The most common genetic alteration in human prostate cancer (PC) is a gene fusion involving the androgen-regulated TMPRSS2 gene and the coding sequence of a member of the ETS family of transcription factors, ERG, which occurs in approximately half of all human prostate cancers. The TMPRSS2-ERG fusion is not only a prostate cancer-initiating event but is also required for the survival of ERG-expressing prostate cancer cells.

(Data source: Kumar-Sinha C,et al.

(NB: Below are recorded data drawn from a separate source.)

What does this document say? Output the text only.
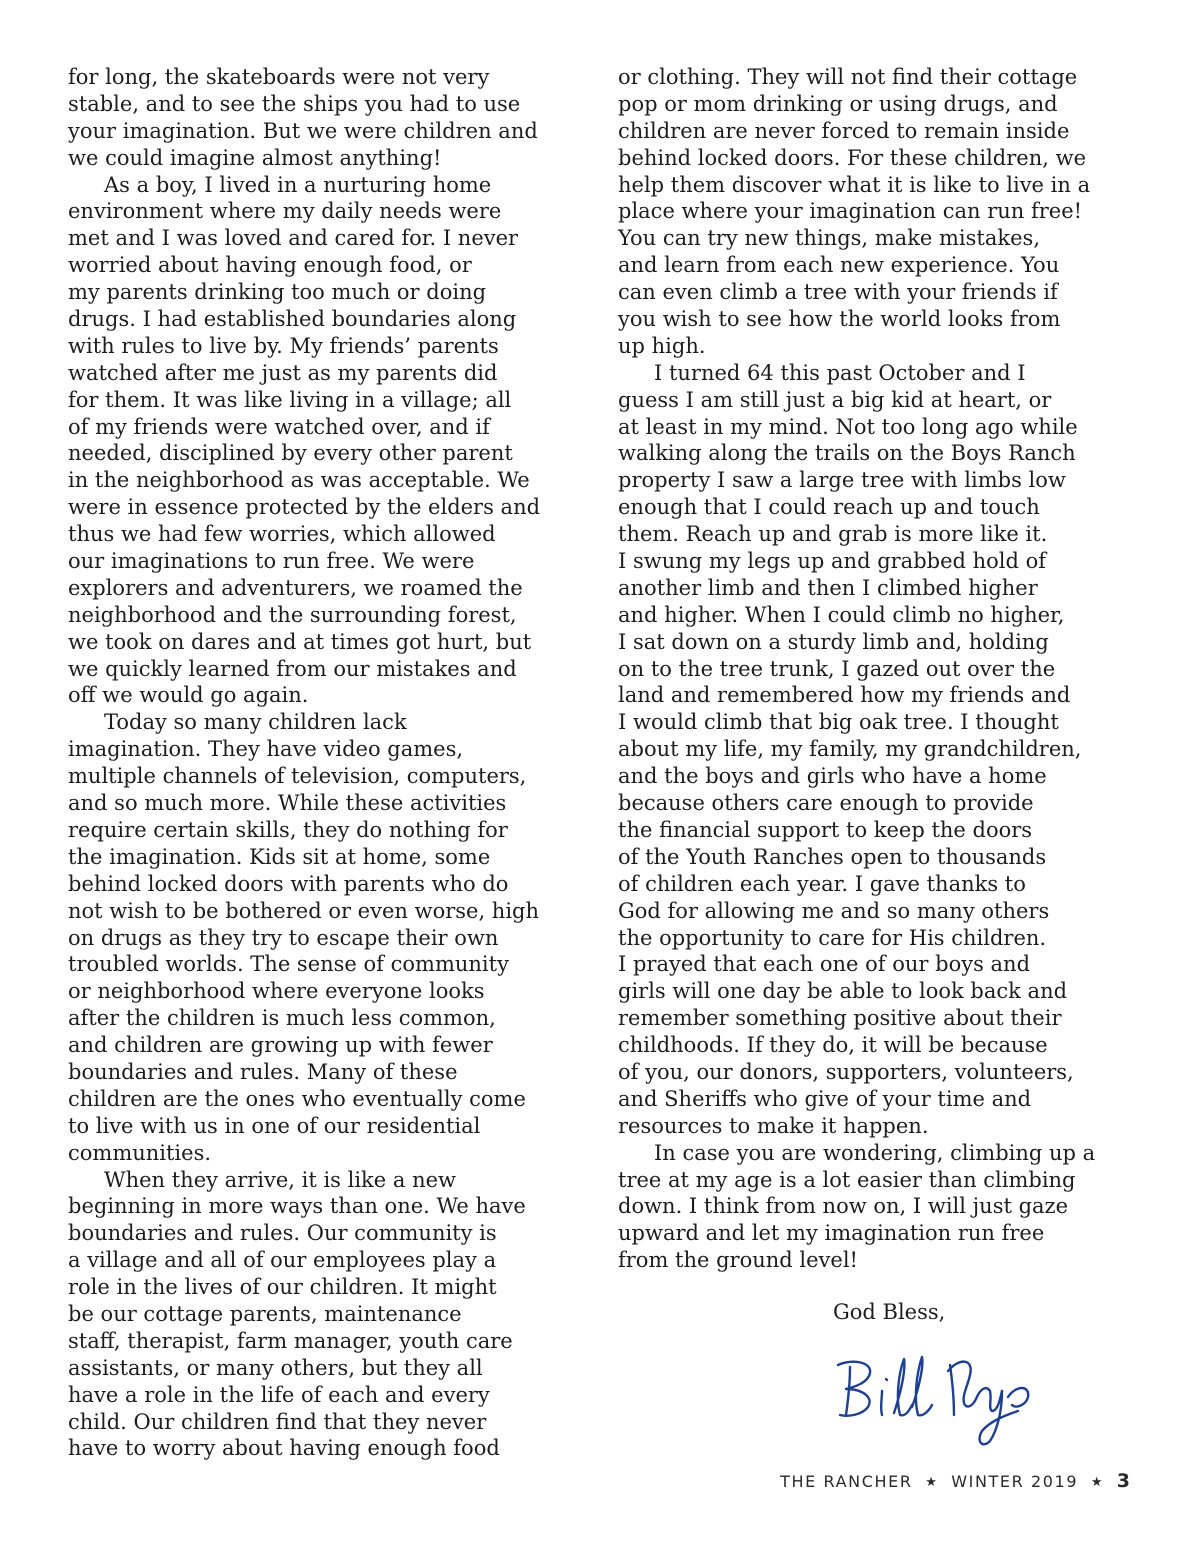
for long, the skateboards were not very
stable, and to see the ships you had to use
your imagination. But we were children and
we could imagine almost anything!
As a boy, I lived in a nurturing home
environment where my daily needs were
met and I was loved and cared for. I never
worried about having enough food, or
my parents drinking too much or doing
drugs. I had established boundaries along
with rules to live by. My friends’ parents
watched after me just as my parents did
for them. It was like living in a village; all
of my friends were watched over, and if
needed, disciplined by every other parent
in the neighborhood as was acceptable. We
were in essence protected by the elders and
thus we had few worries, which allowed
our imaginations to run free. We were
explorers and adventurers, we roamed the
neighborhood and the surrounding forest,
we took on dares and at times got hurt, but
we quickly learned from our mistakes and
off we would go again.
Today so many children lack
imagination. They have video games,
multiple channels of television, computers,
and so much more. While these activities
require certain skills, they do nothing for
the imagination. Kids sit at home, some
behind locked doors with parents who do
not wish to be bothered or even worse, high
on drugs as they try to escape their own
troubled worlds. The sense of community
or neighborhood where everyone looks
after the children is much less common,
and children are growing up with fewer
boundaries and rules. Many of these
children are the ones who eventually come
to live with us in one of our residential
communities.
When they arrive, it is like a new
beginning in more ways than one. We have
boundaries and rules. Our community is
a village and all of our employees play a
role in the lives of our children. It might
be our cottage parents, maintenance
staff, therapist, farm manager, youth care
assistants, or many others, but they all
have a role in the life of each and every
child. Our children find that they never
have to worry about having enough food
or clothing. They will not find their cottage
pop or mom drinking or using drugs, and
children are never forced to remain inside
behind locked doors. For these children, we
help them discover what it is like to live in a
place where your imagination can run free!
You can try new things, make mistakes,
and learn from each new experience. You
can even climb a tree with your friends if
you wish to see how the world looks from
up high.
I turned 64 this past October and I
guess I am still just a big kid at heart, or
at least in my mind. Not too long ago while
walking along the trails on the Boys Ranch
property I saw a large tree with limbs low
enough that I could reach up and touch
them. Reach up and grab is more like it.
I swung my legs up and grabbed hold of
another limb and then I climbed higher
and higher. When I could climb no higher,
I sat down on a sturdy limb and, holding
on to the tree trunk, I gazed out over the
land and remembered how my friends and
I would climb that big oak tree. I thought
about my life, my family, my grandchildren,
and the boys and girls who have a home
because others care enough to provide
the financial support to keep the doors
of the Youth Ranches open to thousands
of children each year. I gave thanks to
God for allowing me and so many others
the opportunity to care for His children.
I prayed that each one of our boys and
girls will one day be able to look back and
remember something positive about their
childhoods. If they do, it will be because
of you, our donors, supporters, volunteers,
and Sheriffs who give of your time and
resources to make it happen.
In case you are wondering, climbing up a
tree at my age is a lot easier than climbing
down. I think from now on, I will just gaze
upward and let my imagination run free
from the ground level!
God Bless,
THE RANCHER ★ WINTER 2019 ★ 3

Nat Rev Cancer. 2008)

November 2023，Nature Communications s published a research paper titled "SND1 binds to ERG and promotes tumor growth in genetic mouse models of prostate cancer". The research protein ERG interacts with the SND1/MTDH complex through the Tudor domain of SND1, promotes the nuclear localization of SND1/MTDH , and significantly enhances the growth-promoting function of prostate cancer cells.

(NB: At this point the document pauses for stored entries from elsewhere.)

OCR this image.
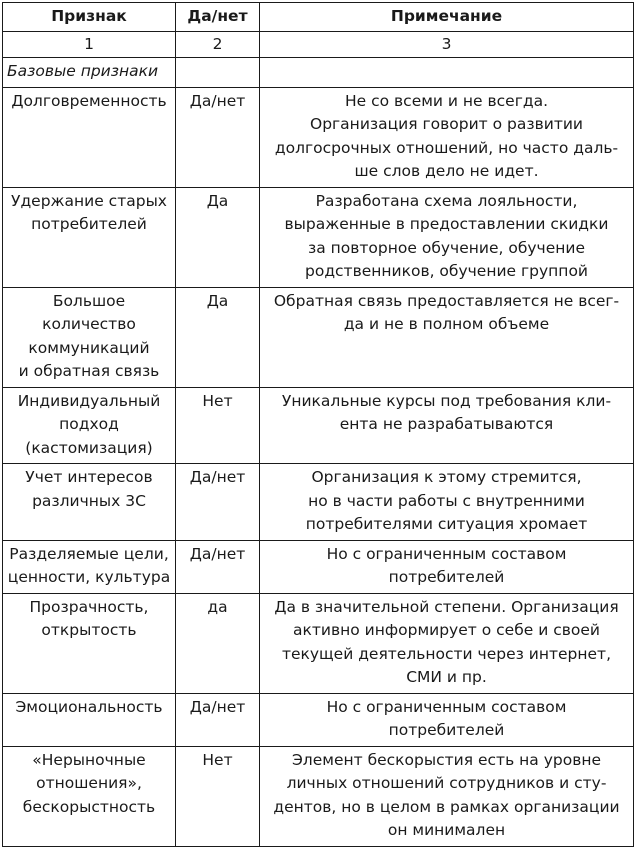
Признак	Да/нет	Примечание
1	2	3
Базовые признаки		

Долговременность	Да/нет	Не со всеми и не всегда.
Организация говорит о развитии
долгосрочных отношений, но часто даль-
ше слов дело не идет.

Удержание старых
потребителей	Да	Разработана схема лояльности,
выраженные в предоставлении скидки
за повторное обучение, обучение
родственников, обучение группой

Большое
количество
коммуникаций
и обратная связь	Да	Обратная связь предоставляется не всег-
да и не в полном объеме

Индивидуальный
подход
(кастомизация)	Нет	Уникальные курсы под требования кли-
ента не разрабатываются

Учет интересов
различных 3С	Да/нет	Организация к этому стремится,
но в части работы с внутренними
потребителями ситуация хромает

Разделяемые цели,
ценности, культура	Да/нет	Но с ограниченным составом
потребителей

Прозрачность,
открытость	да	Да в значительной степени. Организация
активно информирует о себе и своей
текущей деятельности через интернет,
СМИ и пр.

Эмоциональность	Да/нет	Но с ограниченным составом
потребителей

«Нерыночные
отношения»,
бескорыстность	Нет	Элемент бескорыстия есть на уровне
личных отношений сотрудников и сту-
дентов, но в целом в рамках организации
он минимален
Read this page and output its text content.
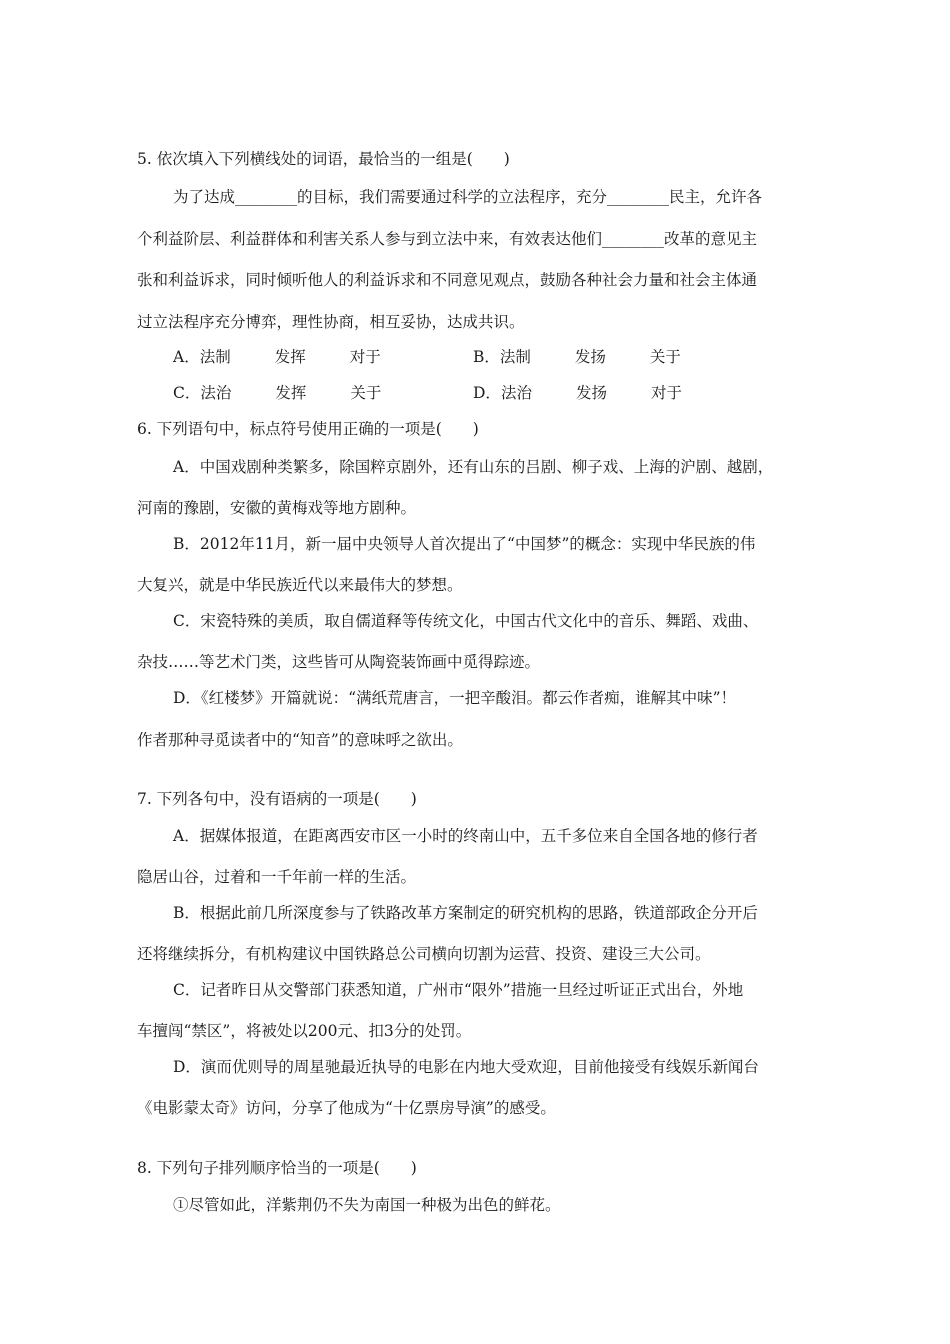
5. 依次填入下列横线处的词语，最恰当的一组是(　　)
为了达成________的目标，我们需要通过科学的立法程序，充分________民主，允许各
个利益阶层、利益群体和利害关系人参与到立法中来，有效表达他们________改革的意见主
张和利益诉求，同时倾听他人的利益诉求和不同意见观点，鼓励各种社会力量和社会主体通
过立法程序充分博弈，理性协商，相互妥协，达成共识。
A．法制	发挥	对于	B．法制	发扬	关于
C．法治	发挥	关于	D．法治	发扬	对于
6. 下列语句中，标点符号使用正确的一项是(　　)
A．中国戏剧种类繁多，除国粹京剧外，还有山东的吕剧、柳子戏、上海的沪剧、越剧，
河南的豫剧，安徽的黄梅戏等地方剧种。
B．2012年11月，新一届中央领导人首次提出了“中国梦”的概念：实现中华民族的伟
大复兴，就是中华民族近代以来最伟大的梦想。
C．宋瓷特殊的美质，取自儒道释等传统文化，中国古代文化中的音乐、舞蹈、戏曲、
杂技……等艺术门类，这些皆可从陶瓷装饰画中觅得踪迹。
D．《红楼梦》开篇就说：“满纸荒唐言，一把辛酸泪。都云作者痴，谁解其中味”！
作者那种寻觅读者中的“知音”的意味呼之欲出。
7. 下列各句中，没有语病的一项是(　　)
A．据媒体报道，在距离西安市区一小时的终南山中，五千多位来自全国各地的修行者
隐居山谷，过着和一千年前一样的生活。
B．根据此前几所深度参与了铁路改革方案制定的研究机构的思路，铁道部政企分开后
还将继续拆分，有机构建议中国铁路总公司横向切割为运营、投资、建设三大公司。
C．记者昨日从交警部门获悉知道，广州市“限外”措施一旦经过听证正式出台，外地
车擅闯“禁区”，将被处以200元、扣3分的处罚。
D．演而优则导的周星驰最近执导的电影在内地大受欢迎，目前他接受有线娱乐新闻台
《电影蒙太奇》访问，分享了他成为“十亿票房导演”的感受。
8. 下列句子排列顺序恰当的一项是(　　)
①尽管如此，洋紫荆仍不失为南国一种极为出色的鲜花。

(Article publication information)

ERG interacts with the SND1/MTDH protein complex:

Epitope-tagged ERG was subjected to affinity purification-mass spectrometry (AP/MS) studies, and high-precision mass spectrometry analysis identified 216 putative ERG-interacting proteins, which were confirmed by co-expression and co-immunoprecipitation experiments in HEK293 cells to reveal the protein interaction between ERG and SND1/MTDH.

The Tudor domain of SND1 interacts with the N-terminal domain of ERG:

Co-immunoprecipitation experiments were performed using a panel of recombinant ERG and SND1 fragments expressed in HEK293T cells. The N-terminal region of ERG showed strong binding to SND1. Expression of individual ERG domains revealed that the N-terminal domain of ERG and, to a lesser extent, the ETS domain of the G-cell terminal end of ERG interacted with SND1.

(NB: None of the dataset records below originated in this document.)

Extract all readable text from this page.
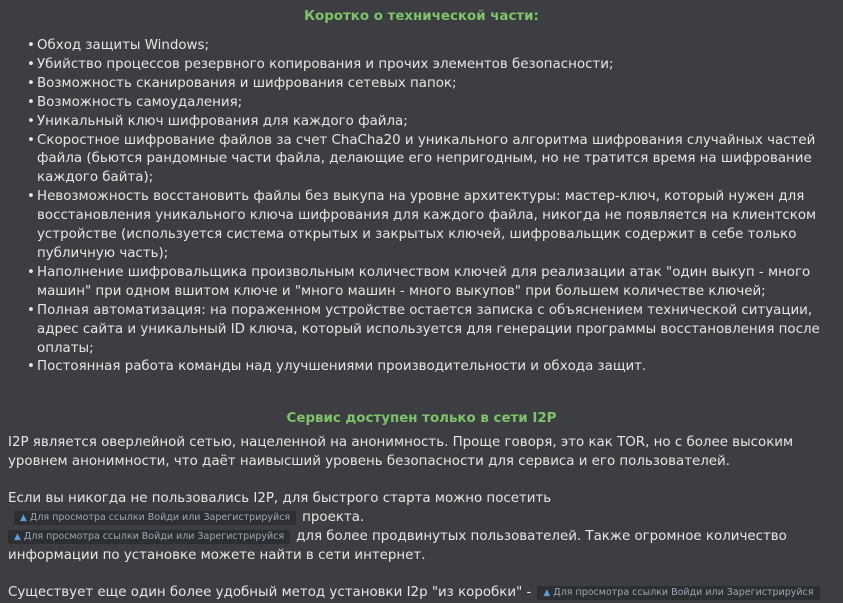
Коротко о технической части:
• Обход защиты Windows;
• Убийство процессов резервного копирования и прочих элементов безопасности;
• Возможность сканирования и шифрования сетевых папок;
• Возможность самоудаления;
• Уникальный ключ шифрования для каждого файла;
• Скоростное шифрование файлов за счет ChaCha20 и уникального алгоритма шифрования случайных частей файла (бьются рандомные части файла, делающие его непригодным, но не тратится время на шифрование каждого байта);
• Невозможность восстановить файлы без выкупа на уровне архитектуры: мастер-ключ, который нужен для восстановления уникального ключа шифрования для каждого файла, никогда не появляется на клиентском устройстве (используется система открытых и закрытых ключей, шифровальщик содержит в себе только публичную часть);
• Наполнение шифровальщика произвольным количеством ключей для реализации атак "один выкуп - много машин" при одном вшитом ключе и "много машин - много выкупов" при большем количестве ключей;
• Полная автоматизация: на пораженном устройстве остается записка с объяснением технической ситуации, адрес сайта и уникальный ID ключа, который используется для генерации программы восстановления после оплаты;
• Постоянная работа команды над улучшениями производительности и обхода защит.
Сервис доступен только в сети I2P

I2P является оверлейной сетью, нацеленной на анонимность. Проще говоря, это как TOR, но с более высоким уровнем анонимности, что даёт наивысший уровень безопасности для сервиса и его пользователей.

Если вы никогда не пользовались I2P, для быстрого старта можно посетить▲ Для просмотра ссылки Войди или Зарегистрируйся проекта.
▲ Для просмотра ссылки Войди или Зарегистрируйся для более продвинутых пользователей. Также огромное количество информации по установке можете найти в сети интернет.

Существует еще один более удобный метод установки I2p "из коробки" - ▲ Для просмотра ссылки Войди или Зарегистрируйся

SND1 is required for ERG-mediated promotion of cell proliferation in human prostate epithelial cells:

Immortalized non-tumorigenic human prostate epithelial RWPE-1 cells were knocked down for endogenous SND1 or MTDH using two independent shRNA constructs for each gene. Knockdown of SND1 or MTDH did not affect colony size in control RWPE-1-GFP cells, but they significantly reduced colony size in RWPE-1-ERG cells. Expression of exogenous ERG increased the size of 3D colonies grown in organoid culture conditions in the presence of Matrigel.

ERG promotes SND1 nuclear localization and stimulates prostate epithelial cell proliferation:

ERG protein was mainly localized in the nucleus, but most SND1 was present in the cytoplasm of prostate epithelial cells. Cytoplasmic/nuclear fractionation of RWPE-1-ERG and control RWPE-1-GFP cells showed that SND1/MTDH levels were significantly increased in the nuclei of ERG-overexpressing cells.

Ablation of endogenous SND1 negatively impacts PC growth in vivo:

They used PB-Cre4/ Pten ^fl/fl/ERG mice, which develop high-grade prostatic intraepithelial neoplasia and prostate adenocarcinoma at a young age (8-12 months after birth). Ablation of SND1 had a significant negative impact on prostate tumor development and growth: prostate weight and prostate cancer incidence were significantly reduced in PB-Cre4/ten ^fl/fl/ERG/Snd1 ^fl/fl mice.

Summary:

This study discovered that ERG interacts with the MTDH/SND1 protein complex and that overexpression of endogenous ERG in prostate epithelial cells increases the nuclear localization of MTDH/SND1 and promotes prostate cell growth in vitro and in vivo. Loss-and gain-of-function experiments revealed a previously unknown ERG-mediated transformation mechanism. These findings also highlight the important role of SND1 in prostate cancer.